Although isolated and facing an improving government army, Karadzic indicated he believes his men still have the edge and are risking little if the United Nations does pull out.
``If the U.N. troops want to leave, they don't need NATO, they can go through our territory peacefully under condition that they take their weaponry with them,'' Karadzic said Thursday evening on television.
``If they want to stay, they have to be impartial, but if the mandate is changed without our consent and if we are not satisfied with it, there will be more conflicts with the U.N.,'' he declared.
The Bosnian Serbs detained the peacekeepers last week after NATO launched airstrikes to punish the Serbs for refusing to turn over some heavy weapons in compliance with last year's agreement to remove such weapons from a 12.5-mile radius around Sarajevo.

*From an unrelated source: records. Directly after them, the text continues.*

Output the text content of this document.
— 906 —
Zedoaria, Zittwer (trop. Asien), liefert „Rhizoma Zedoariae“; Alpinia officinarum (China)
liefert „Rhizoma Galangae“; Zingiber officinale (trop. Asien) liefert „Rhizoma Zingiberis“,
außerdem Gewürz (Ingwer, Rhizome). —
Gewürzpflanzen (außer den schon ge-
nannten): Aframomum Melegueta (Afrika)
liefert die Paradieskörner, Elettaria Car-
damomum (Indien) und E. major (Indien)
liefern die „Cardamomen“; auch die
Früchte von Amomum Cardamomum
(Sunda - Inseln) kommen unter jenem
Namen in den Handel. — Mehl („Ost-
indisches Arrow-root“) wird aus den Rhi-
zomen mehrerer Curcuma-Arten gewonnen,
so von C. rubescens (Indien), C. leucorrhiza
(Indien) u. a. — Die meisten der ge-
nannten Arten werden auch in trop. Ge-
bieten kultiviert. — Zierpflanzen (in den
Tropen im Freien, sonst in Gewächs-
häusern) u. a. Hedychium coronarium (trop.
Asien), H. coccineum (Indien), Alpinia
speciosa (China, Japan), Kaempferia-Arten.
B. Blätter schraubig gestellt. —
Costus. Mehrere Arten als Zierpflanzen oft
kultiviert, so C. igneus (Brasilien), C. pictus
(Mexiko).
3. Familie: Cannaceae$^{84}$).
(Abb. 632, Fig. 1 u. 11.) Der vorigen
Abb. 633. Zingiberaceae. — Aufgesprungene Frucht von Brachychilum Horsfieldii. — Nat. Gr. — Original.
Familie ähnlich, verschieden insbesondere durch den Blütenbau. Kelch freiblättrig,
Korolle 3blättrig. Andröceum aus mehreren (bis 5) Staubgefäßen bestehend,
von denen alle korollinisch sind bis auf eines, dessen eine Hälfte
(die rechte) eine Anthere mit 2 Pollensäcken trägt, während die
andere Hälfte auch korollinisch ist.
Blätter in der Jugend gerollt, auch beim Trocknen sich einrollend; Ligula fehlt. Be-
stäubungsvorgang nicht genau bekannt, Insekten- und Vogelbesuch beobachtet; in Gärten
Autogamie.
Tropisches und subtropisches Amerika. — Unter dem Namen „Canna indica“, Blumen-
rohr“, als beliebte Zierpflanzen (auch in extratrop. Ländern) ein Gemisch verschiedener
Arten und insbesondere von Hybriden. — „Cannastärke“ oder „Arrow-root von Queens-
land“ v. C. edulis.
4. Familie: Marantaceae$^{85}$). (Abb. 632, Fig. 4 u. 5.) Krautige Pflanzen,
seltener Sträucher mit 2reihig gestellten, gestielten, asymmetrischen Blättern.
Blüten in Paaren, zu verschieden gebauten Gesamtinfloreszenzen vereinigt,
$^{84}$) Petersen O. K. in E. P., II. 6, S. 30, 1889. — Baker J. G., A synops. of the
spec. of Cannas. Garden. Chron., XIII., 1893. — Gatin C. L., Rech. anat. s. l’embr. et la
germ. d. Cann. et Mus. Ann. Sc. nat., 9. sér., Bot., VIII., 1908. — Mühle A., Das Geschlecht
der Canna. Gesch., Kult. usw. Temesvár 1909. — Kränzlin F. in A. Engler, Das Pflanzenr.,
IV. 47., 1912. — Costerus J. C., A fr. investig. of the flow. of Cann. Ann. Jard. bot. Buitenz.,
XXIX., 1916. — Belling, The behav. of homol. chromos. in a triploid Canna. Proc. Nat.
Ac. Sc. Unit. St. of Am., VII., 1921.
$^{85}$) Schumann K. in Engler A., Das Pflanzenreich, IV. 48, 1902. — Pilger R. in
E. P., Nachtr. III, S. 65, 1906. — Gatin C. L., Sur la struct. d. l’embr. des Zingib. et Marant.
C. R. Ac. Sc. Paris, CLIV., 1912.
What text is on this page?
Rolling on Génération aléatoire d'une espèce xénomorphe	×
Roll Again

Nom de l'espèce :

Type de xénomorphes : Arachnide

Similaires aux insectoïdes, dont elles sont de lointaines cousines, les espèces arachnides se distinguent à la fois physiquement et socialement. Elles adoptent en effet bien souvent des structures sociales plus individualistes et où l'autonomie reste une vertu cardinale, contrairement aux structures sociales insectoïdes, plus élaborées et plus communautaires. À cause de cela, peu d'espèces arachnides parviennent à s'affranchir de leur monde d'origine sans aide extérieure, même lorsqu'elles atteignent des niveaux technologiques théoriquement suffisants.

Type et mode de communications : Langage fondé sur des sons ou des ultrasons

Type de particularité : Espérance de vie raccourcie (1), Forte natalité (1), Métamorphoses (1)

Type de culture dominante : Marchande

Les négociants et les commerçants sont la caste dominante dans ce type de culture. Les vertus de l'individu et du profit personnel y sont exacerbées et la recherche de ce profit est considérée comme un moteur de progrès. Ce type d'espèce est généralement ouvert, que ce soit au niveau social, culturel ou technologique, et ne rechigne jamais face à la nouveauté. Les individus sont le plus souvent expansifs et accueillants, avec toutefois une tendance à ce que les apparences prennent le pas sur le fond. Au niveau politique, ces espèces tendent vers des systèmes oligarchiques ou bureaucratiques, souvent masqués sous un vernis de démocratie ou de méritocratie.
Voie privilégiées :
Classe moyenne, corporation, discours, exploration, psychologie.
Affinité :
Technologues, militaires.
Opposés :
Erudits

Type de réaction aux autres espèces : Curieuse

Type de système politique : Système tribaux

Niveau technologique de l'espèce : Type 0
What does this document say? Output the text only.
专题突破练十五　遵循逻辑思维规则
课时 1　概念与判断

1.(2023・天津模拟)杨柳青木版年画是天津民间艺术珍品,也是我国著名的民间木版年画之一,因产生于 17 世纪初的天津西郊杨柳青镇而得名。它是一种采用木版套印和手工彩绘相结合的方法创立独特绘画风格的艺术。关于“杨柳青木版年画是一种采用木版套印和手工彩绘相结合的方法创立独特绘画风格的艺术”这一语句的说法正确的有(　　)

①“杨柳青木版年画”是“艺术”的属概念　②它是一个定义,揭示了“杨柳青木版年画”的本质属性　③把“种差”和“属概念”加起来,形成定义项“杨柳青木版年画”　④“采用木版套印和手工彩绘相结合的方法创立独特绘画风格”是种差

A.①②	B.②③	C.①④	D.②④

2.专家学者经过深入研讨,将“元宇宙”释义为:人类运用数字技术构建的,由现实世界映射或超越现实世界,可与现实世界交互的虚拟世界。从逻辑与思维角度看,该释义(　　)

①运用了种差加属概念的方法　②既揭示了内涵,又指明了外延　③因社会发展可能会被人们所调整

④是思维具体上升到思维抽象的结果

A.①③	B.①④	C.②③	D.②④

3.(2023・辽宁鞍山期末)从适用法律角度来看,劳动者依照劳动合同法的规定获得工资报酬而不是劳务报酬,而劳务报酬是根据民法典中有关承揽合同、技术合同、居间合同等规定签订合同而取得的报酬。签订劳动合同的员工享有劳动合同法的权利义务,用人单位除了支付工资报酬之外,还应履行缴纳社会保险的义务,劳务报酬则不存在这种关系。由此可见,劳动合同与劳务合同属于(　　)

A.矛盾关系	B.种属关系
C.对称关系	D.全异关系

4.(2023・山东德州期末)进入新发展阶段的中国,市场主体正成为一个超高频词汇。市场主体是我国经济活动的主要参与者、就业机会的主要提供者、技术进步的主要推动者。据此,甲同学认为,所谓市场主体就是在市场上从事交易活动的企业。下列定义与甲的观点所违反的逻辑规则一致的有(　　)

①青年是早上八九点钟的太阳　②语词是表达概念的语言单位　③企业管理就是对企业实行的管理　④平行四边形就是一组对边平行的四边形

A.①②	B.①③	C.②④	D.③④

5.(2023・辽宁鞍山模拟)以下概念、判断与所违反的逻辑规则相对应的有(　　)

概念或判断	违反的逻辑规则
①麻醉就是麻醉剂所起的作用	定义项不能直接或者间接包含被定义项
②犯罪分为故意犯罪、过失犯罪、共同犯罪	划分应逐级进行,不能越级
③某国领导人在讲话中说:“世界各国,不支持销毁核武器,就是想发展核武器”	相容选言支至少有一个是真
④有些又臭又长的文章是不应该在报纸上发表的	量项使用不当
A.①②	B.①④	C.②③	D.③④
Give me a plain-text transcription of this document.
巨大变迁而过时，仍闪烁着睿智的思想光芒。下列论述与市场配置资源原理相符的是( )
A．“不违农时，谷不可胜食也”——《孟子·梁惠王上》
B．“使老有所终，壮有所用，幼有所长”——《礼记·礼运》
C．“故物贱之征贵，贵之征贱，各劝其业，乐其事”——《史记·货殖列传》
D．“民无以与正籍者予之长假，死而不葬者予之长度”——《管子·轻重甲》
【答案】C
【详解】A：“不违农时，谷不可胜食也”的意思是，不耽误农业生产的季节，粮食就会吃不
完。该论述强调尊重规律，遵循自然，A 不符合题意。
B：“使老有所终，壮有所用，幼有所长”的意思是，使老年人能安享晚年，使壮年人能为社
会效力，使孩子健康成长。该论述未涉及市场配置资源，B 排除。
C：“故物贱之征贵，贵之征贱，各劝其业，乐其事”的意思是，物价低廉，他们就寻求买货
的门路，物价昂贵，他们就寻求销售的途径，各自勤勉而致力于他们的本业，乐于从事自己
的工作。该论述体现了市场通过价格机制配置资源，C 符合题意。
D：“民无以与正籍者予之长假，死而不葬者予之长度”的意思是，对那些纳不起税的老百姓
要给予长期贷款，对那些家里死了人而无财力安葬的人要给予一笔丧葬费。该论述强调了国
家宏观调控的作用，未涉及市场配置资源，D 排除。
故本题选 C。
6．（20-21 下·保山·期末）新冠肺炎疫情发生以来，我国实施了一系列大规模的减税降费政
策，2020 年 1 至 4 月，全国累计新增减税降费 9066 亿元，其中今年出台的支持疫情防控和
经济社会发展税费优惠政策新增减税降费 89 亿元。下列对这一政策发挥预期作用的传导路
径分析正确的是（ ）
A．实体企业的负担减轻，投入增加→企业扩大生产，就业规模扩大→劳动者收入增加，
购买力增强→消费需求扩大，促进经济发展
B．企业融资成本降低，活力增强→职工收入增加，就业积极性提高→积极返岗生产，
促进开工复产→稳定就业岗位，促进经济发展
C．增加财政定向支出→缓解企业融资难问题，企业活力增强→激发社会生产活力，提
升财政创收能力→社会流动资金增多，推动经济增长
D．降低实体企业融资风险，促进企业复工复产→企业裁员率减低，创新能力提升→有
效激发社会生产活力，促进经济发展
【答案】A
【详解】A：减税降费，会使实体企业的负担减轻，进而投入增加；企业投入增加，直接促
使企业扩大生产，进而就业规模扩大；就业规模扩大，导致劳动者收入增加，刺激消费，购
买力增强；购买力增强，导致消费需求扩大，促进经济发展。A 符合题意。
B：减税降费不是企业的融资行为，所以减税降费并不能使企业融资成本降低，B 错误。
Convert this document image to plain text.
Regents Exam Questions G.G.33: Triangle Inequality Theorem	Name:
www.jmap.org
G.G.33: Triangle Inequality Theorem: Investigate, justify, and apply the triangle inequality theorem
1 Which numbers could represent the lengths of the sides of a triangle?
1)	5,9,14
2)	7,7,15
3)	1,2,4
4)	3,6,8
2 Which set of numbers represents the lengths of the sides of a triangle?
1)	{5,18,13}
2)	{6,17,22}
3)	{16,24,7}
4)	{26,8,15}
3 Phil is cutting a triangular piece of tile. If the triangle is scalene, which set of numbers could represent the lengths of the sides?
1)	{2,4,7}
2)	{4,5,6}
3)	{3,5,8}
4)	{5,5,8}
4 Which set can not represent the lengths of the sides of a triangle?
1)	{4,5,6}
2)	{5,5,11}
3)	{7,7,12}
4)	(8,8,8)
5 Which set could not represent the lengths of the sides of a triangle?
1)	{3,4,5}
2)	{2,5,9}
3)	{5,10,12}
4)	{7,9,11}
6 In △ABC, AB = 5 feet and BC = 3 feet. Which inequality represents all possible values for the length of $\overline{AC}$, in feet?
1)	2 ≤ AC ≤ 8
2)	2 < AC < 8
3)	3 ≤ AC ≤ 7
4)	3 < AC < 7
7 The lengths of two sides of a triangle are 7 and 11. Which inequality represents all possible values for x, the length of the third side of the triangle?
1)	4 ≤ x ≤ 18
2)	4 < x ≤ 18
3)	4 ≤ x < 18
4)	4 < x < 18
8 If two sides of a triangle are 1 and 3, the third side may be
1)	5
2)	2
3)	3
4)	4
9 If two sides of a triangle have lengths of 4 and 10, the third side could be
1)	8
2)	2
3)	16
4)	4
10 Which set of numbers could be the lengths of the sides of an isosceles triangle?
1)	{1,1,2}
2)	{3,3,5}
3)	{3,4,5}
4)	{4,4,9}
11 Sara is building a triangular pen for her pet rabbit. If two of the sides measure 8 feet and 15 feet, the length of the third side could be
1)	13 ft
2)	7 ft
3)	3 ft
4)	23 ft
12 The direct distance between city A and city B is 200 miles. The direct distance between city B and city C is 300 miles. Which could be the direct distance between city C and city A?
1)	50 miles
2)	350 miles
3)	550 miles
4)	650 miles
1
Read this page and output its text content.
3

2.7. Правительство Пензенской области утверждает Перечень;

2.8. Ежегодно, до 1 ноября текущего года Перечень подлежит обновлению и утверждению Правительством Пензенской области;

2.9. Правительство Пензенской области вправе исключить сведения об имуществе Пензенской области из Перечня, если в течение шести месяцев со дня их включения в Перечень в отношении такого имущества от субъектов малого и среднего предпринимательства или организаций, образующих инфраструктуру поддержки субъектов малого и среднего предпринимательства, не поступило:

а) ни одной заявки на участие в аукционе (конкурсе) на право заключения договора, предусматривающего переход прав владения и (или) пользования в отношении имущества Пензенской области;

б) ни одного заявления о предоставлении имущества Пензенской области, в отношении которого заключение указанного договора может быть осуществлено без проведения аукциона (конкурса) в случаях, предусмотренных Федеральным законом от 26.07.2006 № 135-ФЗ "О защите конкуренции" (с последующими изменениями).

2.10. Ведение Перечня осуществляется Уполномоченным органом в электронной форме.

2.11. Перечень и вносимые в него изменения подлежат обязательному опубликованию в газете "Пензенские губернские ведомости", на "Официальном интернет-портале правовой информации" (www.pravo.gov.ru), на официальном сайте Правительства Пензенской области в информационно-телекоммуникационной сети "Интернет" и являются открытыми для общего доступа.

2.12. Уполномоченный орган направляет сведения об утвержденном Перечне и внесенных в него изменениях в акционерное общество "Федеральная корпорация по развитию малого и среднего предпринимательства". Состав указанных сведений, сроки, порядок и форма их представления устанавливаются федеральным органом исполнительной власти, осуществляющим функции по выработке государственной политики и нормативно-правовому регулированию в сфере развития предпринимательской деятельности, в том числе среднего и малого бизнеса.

The detentions dramatically underlined the weakness of the U.N. mission and led to new calls for military action by the West.
The Bosnian Serbs' ability to squeeze the government was evident in fresh warnings Thursday from aid officials that Sarajevo is again running short of food.
The humanitarian airlift into Sarajevo has not operated for almost two months. Although it is summer, and almost every Sarajevan has home-grown vegetables, there is only two days' supply of wheat flour in the city. The Serbs have prevented the transport of 10 more days' supply from the airport to the city, U.N. aid officials said.
Fighting flared in the east and northeast of Bosnia on Thursday, and shells again hit Tuzla, the government stronghold in the north where a single shell killed 70 people last week after NATO jets bombed a Serb ammunition dump.
Western allies dismissed Serb offers of international talks on the hostages, while trying to persuade President Slobodan Milosevic of Serbia to further isolate the Bosnian Serbs by recognizing Bosnia.
Milosevic supplied weapons to the Bosnian Serbs, spurring them to start fighting after Bosnian Muslims and Croats voted to secede from Yugoslavia in 1992.
But international sanctions have shattered Serbia's economy and Milosevic has broken with Karadzic. If Serbia recognizes Bosnia in exchange for the lifting of sanctions, Karadzic's position would be further weakened.
On Thursday, U.S. envoy Robert Frasure offered Milosevic economic ties with the West in exchange for giving up his ambitions to unite Serb-held territory in Croatia and Bosnia with Serbia itself.
Milosevic rejected the offer, but U.S. officials said he disapproved of the hostage-taking by Karadzic's forces.